The order calls for the secretaries of state, treasury, defense, commerce, homeland security, and the attorney general, amongst others, to submit a report to the president on the nation’s strategic options for deterring adversaries and protecting Americans from cyber threats. It also requires the secretaries to document a strategy for international cooperation in cybersecurity.
“The Russians are not our only adversary on the Internet, and the Russians are not the only people that operate in a negative way on the Internet,” Bossert said. “The Russians, the Chinese, the Iranians, other nation states are motivated to use cyber capacity and cyber tools to attack our people and our governments and their data.
“That’s something we can no longer abide. We need to establish the rules of the road for proper behavior on the Internet, but we also then need to deter those who don’t want to abide by those rules,” he said.
The executive order also calls for an assessment of the scope of current efforts to educate and train the American cybersecurity workforce of the future to maintain the United States’ competitive advantage.

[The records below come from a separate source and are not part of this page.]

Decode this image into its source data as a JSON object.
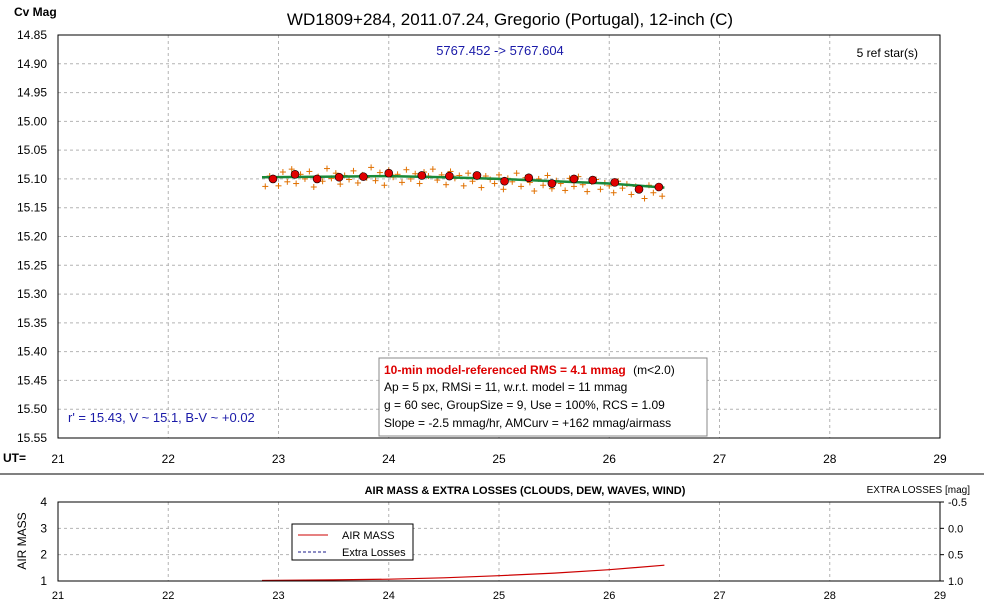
{
  "chart_data": [
    {
      "type": "scatter",
      "title": "WD1809+284, 2011.07.24, Gregorio (Portugal), 12-inch (C)",
      "ylabel": "Cv Mag",
      "xlabel": "UT=",
      "subtitle_date_range": "5767.452 -> 5767.604",
      "ref_stars": "5 ref star(s)",
      "star_info": "r' = 15.43, V ~ 15.1, B-V ~ +0.02",
      "xlim": [
        21,
        29
      ],
      "ylim": [
        14.85,
        15.55
      ],
      "y_inverted": true,
      "x_ticks": [
        "21",
        "22",
        "23",
        "24",
        "25",
        "26",
        "27",
        "28",
        "29"
      ],
      "y_ticks": [
        "14.85",
        "14.90",
        "14.95",
        "15.00",
        "15.05",
        "15.10",
        "15.15",
        "15.20",
        "15.25",
        "15.30",
        "15.35",
        "15.40",
        "15.45",
        "15.50",
        "15.55"
      ],
      "grid": true,
      "stats": {
        "rms_line": "10-min model-referenced RMS = 4.1 mmag",
        "rms_note": "(m<2.0)",
        "line2": "Ap = 5 px, RMSi = 11, w.r.t. model = 11 mmag",
        "line3": "g = 60 sec, GroupSize = 9, Use = 100%, RCS = 1.09",
        "line4": "Slope = -2.5 mmag/hr, AMCurv = +162 mmag/airmass"
      },
      "colors": {
        "raw": "#e07000",
        "avg": "#e00000",
        "fit": "#1a8a3a",
        "blue_text": "#1a1aa8",
        "red_text": "#dd0000"
      },
      "series": [
        {
          "type": "scatter",
          "marker": "plus",
          "x": [
            22.88,
            22.92,
            22.96,
            23.0,
            23.04,
            23.08,
            23.12,
            23.16,
            23.2,
            23.24,
            23.28,
            23.32,
            23.36,
            23.4,
            23.44,
            23.48,
            23.52,
            23.56,
            23.6,
            23.64,
            23.68,
            23.72,
            23.76,
            23.8,
            23.84,
            23.88,
            23.92,
            23.96,
            24.0,
            24.04,
            24.08,
            24.12,
            24.16,
            24.2,
            24.24,
            24.28,
            24.32,
            24.36,
            24.4,
            24.44,
            24.48,
            24.52,
            24.56,
            24.6,
            24.64,
            24.68,
            24.72,
            24.76,
            24.8,
            24.84,
            24.88,
            24.92,
            24.96,
            25.0,
            25.04,
            25.08,
            25.12,
            25.16,
            25.2,
            25.24,
            25.28,
            25.32,
            25.36,
            25.4,
            25.44,
            25.48,
            25.52,
            25.56,
            25.6,
            25.64,
            25.68,
            25.72,
            25.76,
            25.8,
            25.84,
            25.88,
            25.92,
            25.96,
            26.0,
            26.04,
            26.08,
            26.12,
            26.16,
            26.2,
            26.24,
            26.28,
            26.32,
            26.36,
            26.4,
            26.44,
            26.48
          ],
          "y": [
            15.113,
            15.095,
            15.102,
            15.112,
            15.088,
            15.105,
            15.083,
            15.108,
            15.092,
            15.1,
            15.087,
            15.114,
            15.096,
            15.104,
            15.082,
            15.099,
            15.09,
            15.109,
            15.094,
            15.101,
            15.086,
            15.107,
            15.093,
            15.098,
            15.08,
            15.103,
            15.089,
            15.111,
            15.085,
            15.097,
            15.092,
            15.106,
            15.084,
            15.1,
            15.091,
            15.108,
            15.088,
            15.095,
            15.083,
            15.102,
            15.093,
            15.11,
            15.087,
            15.099,
            15.094,
            15.112,
            15.09,
            15.104,
            15.097,
            15.115,
            15.095,
            15.101,
            15.108,
            15.093,
            15.118,
            15.099,
            15.105,
            15.09,
            15.113,
            15.098,
            15.106,
            15.121,
            15.1,
            15.111,
            15.094,
            15.117,
            15.103,
            15.108,
            15.12,
            15.099,
            15.113,
            15.096,
            15.11,
            15.122,
            15.105,
            15.101,
            15.118,
            15.107,
            15.112,
            15.124,
            15.104,
            15.116,
            15.109,
            15.127,
            15.113,
            15.119,
            15.134,
            15.111,
            15.124,
            15.116,
            15.13
          ]
        },
        {
          "type": "scatter",
          "marker": "circle",
          "x": [
            22.95,
            23.15,
            23.35,
            23.55,
            23.77,
            24.0,
            24.3,
            24.55,
            24.8,
            25.05,
            25.27,
            25.48,
            25.68,
            25.85,
            26.05,
            26.27,
            26.45
          ],
          "y": [
            15.1,
            15.092,
            15.1,
            15.097,
            15.096,
            15.09,
            15.094,
            15.095,
            15.094,
            15.104,
            15.098,
            15.108,
            15.1,
            15.102,
            15.106,
            15.118,
            15.114
          ]
        },
        {
          "type": "line",
          "x": [
            22.85,
            23.5,
            24.0,
            24.5,
            25.0,
            25.5,
            26.0,
            26.5
          ],
          "y": [
            15.097,
            15.096,
            15.095,
            15.097,
            15.1,
            15.104,
            15.108,
            15.115
          ]
        }
      ]
    },
    {
      "type": "line",
      "title": "AIR MASS & EXTRA LOSSES (CLOUDS, DEW, WAVES, WIND)",
      "ylabel": "AIR MASS",
      "y2label": "EXTRA LOSSES [mag]",
      "xlim": [
        21,
        29
      ],
      "ylim": [
        1,
        4
      ],
      "y2lim": [
        -0.5,
        1.0
      ],
      "x_ticks": [
        "21",
        "22",
        "23",
        "24",
        "25",
        "26",
        "27",
        "28",
        "29"
      ],
      "y_ticks": [
        "1",
        "2",
        "3",
        "4"
      ],
      "y2_ticks": [
        "-0.5",
        "0.0",
        "0.5",
        "1.0"
      ],
      "grid": true,
      "legend": {
        "placement": "top-left",
        "entries": [
          "AIR MASS",
          "Extra Losses"
        ]
      },
      "series": [
        {
          "name": "AIR MASS",
          "color": "#cc0000",
          "x": [
            22.85,
            23.5,
            24.0,
            24.5,
            25.0,
            25.5,
            26.0,
            26.5
          ],
          "y": [
            1.02,
            1.04,
            1.07,
            1.12,
            1.2,
            1.3,
            1.43,
            1.6
          ]
        },
        {
          "name": "Extra Losses",
          "color": "#1a1a8a",
          "x": [],
          "y": []
        }
      ]
    }
  ]
}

Harrell says he found this inclusion in the executive order encouraging. “In a world of constant cyberattacks and massive data breaches, cybersecurity is more important today than ever before,” he adds. “As Americans become more dependent on modern technology, the demand to protect the nation’s digital infrastructure will continue to grow. Many organizations are desperate to find qualified security professionals and fill key staff positions. Promoting professional education, training, and STEM classes will start to bridge the cybersecurity workforce gap.”